Monday, January 5, 2015


The walls surrounding Old Jerusalem tell the stories of the past inhabitants, stuggles for power and monumentous event said to take place here. Old Jerusalem takes years to explore and study. Three religions have designated the land within these four walls as holy sites. The bustling narrow streets depict a land where three major religions can live in harmony, but the tension between cultures seeps through the touristic forsade. Muslims, Jews and Christians alike travel to experience some of the most holy sites.

As I walked through Demascus gate into the Muslim Quarter with my backpack in search for my hostel it was aperrent Jerusalem would take much more than one day to experience. I found Citadel Hostel up St Marks street down a small alley. I chose the hostel due to its incredible architecture. It's stone sloping walls make the hostel look more like a cave than a building. 

After setting my backpack down I headed off for a quick falafel and the 11am walking tour. As soon as I got the tour I realized a 2 hour free tour with a 50 shekel suggested donation was not going to cut it for me. The four walls of Old Jerusalem contained so many years of history. I decided to do the 4 hour Holy Tour for the student price of 85 shekels. 

My tour guide was Ryan. He was absolutely amazing. Our four hour tour ended up being eight hours due to his patience. He promoted questions and allowed for extra time at each site.

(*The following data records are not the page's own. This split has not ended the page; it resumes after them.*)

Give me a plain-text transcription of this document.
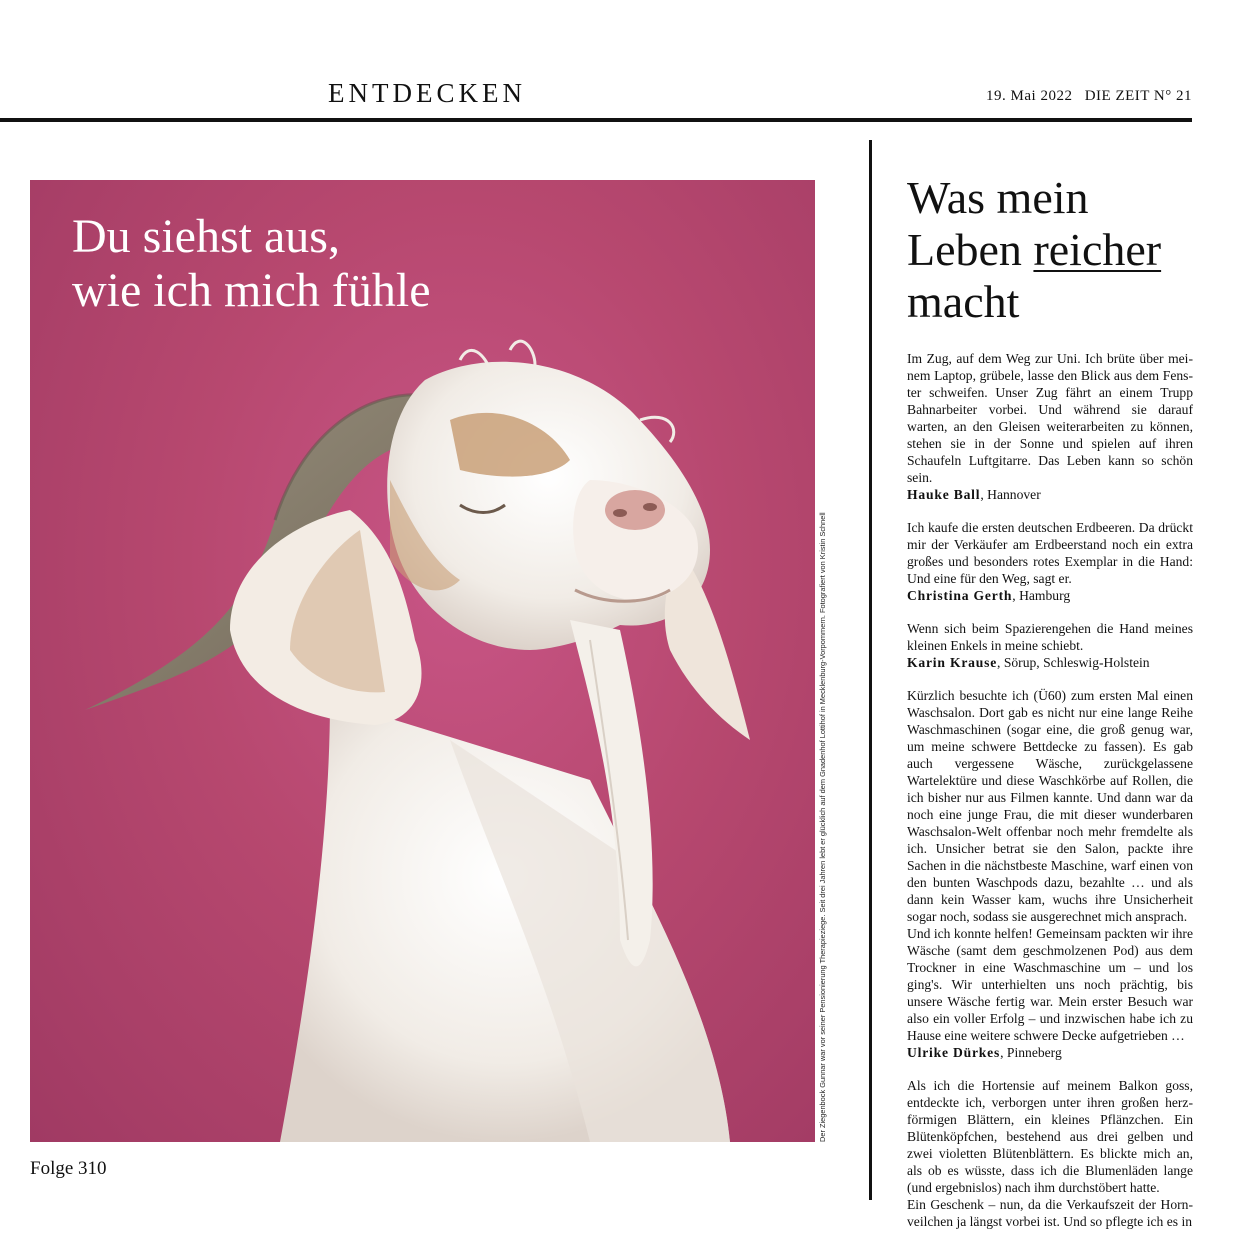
ENTDECKEN	19. Mai 2022 DIE ZEIT N° 21
Du siehst aus,
wie ich mich fühle
Der Ziegenbock Gunnar war vor seiner Pensionierung Therapieziege. Seit drei Jahren lebt er glücklich auf dem Gnadenhof Lottihof in Mecklenburg-Vorpommern. Fotografiert von Kristin Schnell
Folge 310
Was mein
Leben reicher
macht

Im Zug, auf dem Weg zur Uni. Ich brüte über meinem Laptop, grübele, lasse den Blick aus dem Fenster schweifen. Unser Zug fährt an einem Trupp Bahnarbeiter vorbei. Und während sie darauf warten, an den Gleisen weiterarbeiten zu können, stehen sie in der Sonne und spielen auf ihren Schaufeln Luftgitarre. Das Leben kann so schön sein.

Hauke Ball, Hannover

Ich kaufe die ersten deutschen Erdbeeren. Da drückt mir der Verkäufer am Erdbeerstand noch ein extra großes und besonders rotes Exemplar in die Hand: Und eine für den Weg, sagt er.

Christina Gerth, Hamburg

Wenn sich beim Spazierengehen die Hand meines kleinen Enkels in meine schiebt.

Karin Krause, Sörup, Schleswig-Holstein

Kürzlich besuchte ich (Ü60) zum ersten Mal einen Waschsalon. Dort gab es nicht nur eine lange Reihe Waschmaschinen (sogar eine, die groß genug war, um meine schwere Bettdecke zu fassen). Es gab auch vergessene Wäsche, zurückgelassene Wartelektüre und diese Waschkörbe auf Rollen, die ich bisher nur aus Filmen kannte. Und dann war da noch eine junge Frau, die mit dieser wunderbaren Waschsalon-Welt offenbar noch mehr fremdelte als ich. Unsicher betrat sie den Salon, packte ihre Sachen in die nächstbeste Maschine, warf einen von den bunten Waschpods dazu, bezahlte … und als dann kein Wasser kam, wuchs ihre Unsicherheit sogar noch, sodass sie ausgerechnet mich ansprach.

Und ich konnte helfen! Gemeinsam packten wir ihre Wäsche (samt dem geschmolzenen Pod) aus dem Trockner in eine Waschmaschine um – und los ging's. Wir unterhielten uns noch prächtig, bis unsere Wäsche fertig war. Mein erster Besuch war also ein voller Erfolg – und inzwischen habe ich zu Hause eine weitere schwere Decke aufgetrieben …

Ulrike Dürkes, Pinneberg

Als ich die Hortensie auf meinem Balkon goss, entdeckte ich, verborgen unter ihren großen herzförmigen Blättern, ein kleines Pflänzchen. Ein Blütenköpfchen, bestehend aus drei gelben und zwei violetten Blütenblättern. Es blickte mich an, als ob es wüsste, dass ich die Blumenläden lange (und ergebnislos) nach ihm durchstöbert hatte.

Ein Geschenk – nun, da die Verkaufszeit der Hornveilchen ja längst vorbei ist. Und so pflegte ich es in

We visited many sites including Temple of the Mount, the Western Wall, King David's tomb, the last supper room, Church of the Holy Seplicure, among other holy site. The guide explained in detail the history and religious representation of each stop. I will not go into detail about everything that was explained, but I will talk about three of the most important locations in Old Jerusalem. 

The Temple of the Mount. This holy Islamic site is said to be the place where Muhammad rose up on the rock to speak to God and bring to earth the Islamic faith. Security here is strict, you must enter through a metal detector and a bag check. Any religious items are not allowed in, this included crosses, bibles, Torah's, stars of David or Hamsas. It's important to give these items to the guide who will keep them until the end. Once inside the complex you only have one hour before you are shoed out by the guards. Once inside you are not able to enter the mosque or temple unless you are Muslim. 

When inside the animosities between Jews and Muslims became apparent. When a group of Jews came in the Muslims praying inside began to scream at them. They ran out quickly. This site is holy not to just Islam but also to Jews and Christians alike. 

Next we visited the western wall, here our guide gave us time to write a note and take it to the wall. Women and men are seperated, men are proveded a kipa for their head. The significance of the walls symbolism in Judaism became apparent as I stood quietly my hand against standing next to a sobbing girl to oneside and someone praying on the other. 

The most significant place on the tour for me was the Church of the Holy Sepulchre. Raised a Christian, I was very familiar with the story of Jesus's crucifixion and resurrection. Here we visited the last 4 of the Via Dolorosa. Here one can visit where Jesus cloths were removed and gambled over, next where he was hammered to the cross, you can touch the stone where his body was anointed. Lastly you can see where he was laid down in the cave and then resurrected. The church is beautiful, its significance in Christianity is apperent as you see pilgrim come from all over the world to crouch down by the rock where Jesus was layer down to die and light candles at the alter. The sound of organ resonating through the stone church brough on goosebumps. 

As I walked back to my hostel, overwhelmed by the history and emotions surrounding me I listened to the Muslim call to prayer, the Jews singing as they lit the menorah and the ringing bells of the churches mixing together in such sweet harmony.